Pfizer's antidepressant Reboxetine doesn't quell illness, analysis Find

October 14, 2010 - 0:0

Pfizer Inc.’s antidepressant reboxetine, sold for more than a decade in Europe, is no more effective than a placebo at treating symptoms of depression, according to an analysis that included unpublished studies.

After examining unpublished data on the drug, researchers at the German Institute for Quality and Efficiency in Health Care found that published studies overestimated reboxetine’s benefit by 115 percent when compared to a dummy pill and 23 percent compared with other antidepressants, according to a report in the British Medical Journal.
The variation between the results of the published and unpublished studies shows that pharmaceutical companies need stricter rules about disclosing the test results, the researchers said.
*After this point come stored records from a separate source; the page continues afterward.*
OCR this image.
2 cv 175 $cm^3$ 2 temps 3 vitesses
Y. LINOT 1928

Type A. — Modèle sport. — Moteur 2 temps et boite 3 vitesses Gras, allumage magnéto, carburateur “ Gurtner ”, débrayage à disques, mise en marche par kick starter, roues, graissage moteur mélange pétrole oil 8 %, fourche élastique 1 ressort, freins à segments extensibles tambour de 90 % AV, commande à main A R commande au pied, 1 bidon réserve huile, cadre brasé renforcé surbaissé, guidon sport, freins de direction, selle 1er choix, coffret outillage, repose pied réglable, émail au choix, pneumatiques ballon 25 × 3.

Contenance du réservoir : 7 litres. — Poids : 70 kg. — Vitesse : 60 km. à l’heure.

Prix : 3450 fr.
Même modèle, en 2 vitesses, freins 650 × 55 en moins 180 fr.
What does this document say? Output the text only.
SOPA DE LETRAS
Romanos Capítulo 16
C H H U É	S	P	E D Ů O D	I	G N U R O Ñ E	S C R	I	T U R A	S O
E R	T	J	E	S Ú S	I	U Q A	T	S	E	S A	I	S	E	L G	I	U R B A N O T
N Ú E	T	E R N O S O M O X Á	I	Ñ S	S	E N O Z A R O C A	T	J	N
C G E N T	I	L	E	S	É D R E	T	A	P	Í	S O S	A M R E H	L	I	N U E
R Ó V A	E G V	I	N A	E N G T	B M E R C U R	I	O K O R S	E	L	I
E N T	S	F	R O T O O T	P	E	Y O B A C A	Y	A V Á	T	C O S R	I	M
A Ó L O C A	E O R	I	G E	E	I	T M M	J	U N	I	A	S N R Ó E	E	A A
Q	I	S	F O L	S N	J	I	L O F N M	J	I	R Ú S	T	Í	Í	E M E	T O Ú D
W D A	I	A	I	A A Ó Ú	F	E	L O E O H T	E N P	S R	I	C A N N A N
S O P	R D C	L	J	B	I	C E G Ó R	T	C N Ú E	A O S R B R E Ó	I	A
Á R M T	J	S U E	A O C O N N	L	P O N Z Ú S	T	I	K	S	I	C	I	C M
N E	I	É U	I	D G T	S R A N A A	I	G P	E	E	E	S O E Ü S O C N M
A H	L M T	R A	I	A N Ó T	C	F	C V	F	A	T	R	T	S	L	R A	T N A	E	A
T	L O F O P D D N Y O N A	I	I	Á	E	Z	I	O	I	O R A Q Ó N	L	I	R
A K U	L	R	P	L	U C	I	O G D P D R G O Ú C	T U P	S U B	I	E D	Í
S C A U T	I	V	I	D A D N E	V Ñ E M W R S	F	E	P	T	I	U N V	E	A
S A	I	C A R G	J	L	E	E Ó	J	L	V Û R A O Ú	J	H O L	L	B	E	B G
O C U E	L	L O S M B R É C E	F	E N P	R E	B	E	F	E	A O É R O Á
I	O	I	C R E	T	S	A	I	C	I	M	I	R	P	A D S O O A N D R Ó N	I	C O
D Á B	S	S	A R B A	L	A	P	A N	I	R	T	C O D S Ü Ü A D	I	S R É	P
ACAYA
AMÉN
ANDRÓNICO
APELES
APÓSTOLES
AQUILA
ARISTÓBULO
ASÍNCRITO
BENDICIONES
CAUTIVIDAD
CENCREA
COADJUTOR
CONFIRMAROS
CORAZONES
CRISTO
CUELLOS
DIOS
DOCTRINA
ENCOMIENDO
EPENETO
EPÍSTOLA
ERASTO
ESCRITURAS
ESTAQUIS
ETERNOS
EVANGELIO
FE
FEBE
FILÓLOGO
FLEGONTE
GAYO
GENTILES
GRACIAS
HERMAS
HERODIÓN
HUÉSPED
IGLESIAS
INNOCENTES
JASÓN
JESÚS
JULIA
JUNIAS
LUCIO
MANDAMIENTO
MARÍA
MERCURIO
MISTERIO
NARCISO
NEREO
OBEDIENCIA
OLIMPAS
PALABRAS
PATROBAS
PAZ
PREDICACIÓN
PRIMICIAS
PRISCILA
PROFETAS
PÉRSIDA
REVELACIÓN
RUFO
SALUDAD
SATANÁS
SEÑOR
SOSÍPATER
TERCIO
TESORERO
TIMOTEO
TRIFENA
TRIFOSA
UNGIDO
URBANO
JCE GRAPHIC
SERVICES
Drugmakers must reveal study findings for products approved by the U.S. Food and Drug Administration, and European regulators are considering a similar policy.
“There’s still a regulatory gap in Europe,” Dirk Eyding, lead author of the analysis and the head of the clinical study department at a unit of the German Cancer Society, said in a telephone interview. Citing the unpublished studies, the researchers called reboxetine an “ineffective and potentially harmful antidepressant.”
Pfizer spokesman Chris Loder said in an e-mailed statement that it is reviewing the analysis in the British Medical Journal and that reboxetine is an “effective treatment option to clinicians for use in patients suffering from depressive illness/major depression and for maintaining the clinical improvement in patients initially responding to treatment.
The analysis looked at 13 studies of reboxetine involving 4,098 patients. Data on almost three-quarters of those patients had never been published, the study said.
“It is not acceptable to be shown only positive data,” said Anthony Cleare, a psychiatrist and head of the Affective Disorders Unit at the Maudsley Hospital and Institute of Psychiatry at King’s College London, in a statement. “Clinicians treating patients with depression absolutely need the full picture in order to help their patients make the right choices about the various treatments that are available.”
Concern that positive studies were more likely to get published in medical journals than negative ones led Congress in 2007 to pass a law creating a registry for clinical trials. The U.S. law doesn’t require disclosure of data from studies completed before Sept. 27, 2007, or on drugs rejected by regulators.
Pfizer turned over the data after the German institute issued a preliminary version of its report in June 2009 saying reboxetine doesn’t benefit patients, citing the volume of unpublished studies, the researchers said. The institute, a nonprofit group that provides recommendations to the country’s health insurance system, also funded today’s research. After reviewing the report, a separate panel recommended the German health system stop paying for the drug.
“Pfizer discloses the results of its clinical trials to regulatory authorities all around the world,” Loder said in the statement. “These regulatory authorities carefully balance the risks and benefits of each medication, and reflect all important safety and efficacy information in the approved product labeling.”
Reboxetine has been sold since 1997 in Germany, the UK and other European Union countries under the brand names Edronax, Norebox, Davedax and Vestra, the researchers said. U.S. regulators refused to approve the treatment in 2001.
The drug works differently than most antidepressants because it only blocks the reabsorption of the chemical norepinephrine, while other drugs target serotonin. Reboxetine was developed by Pharmacia Corp., which Pfizer acquired in 2003.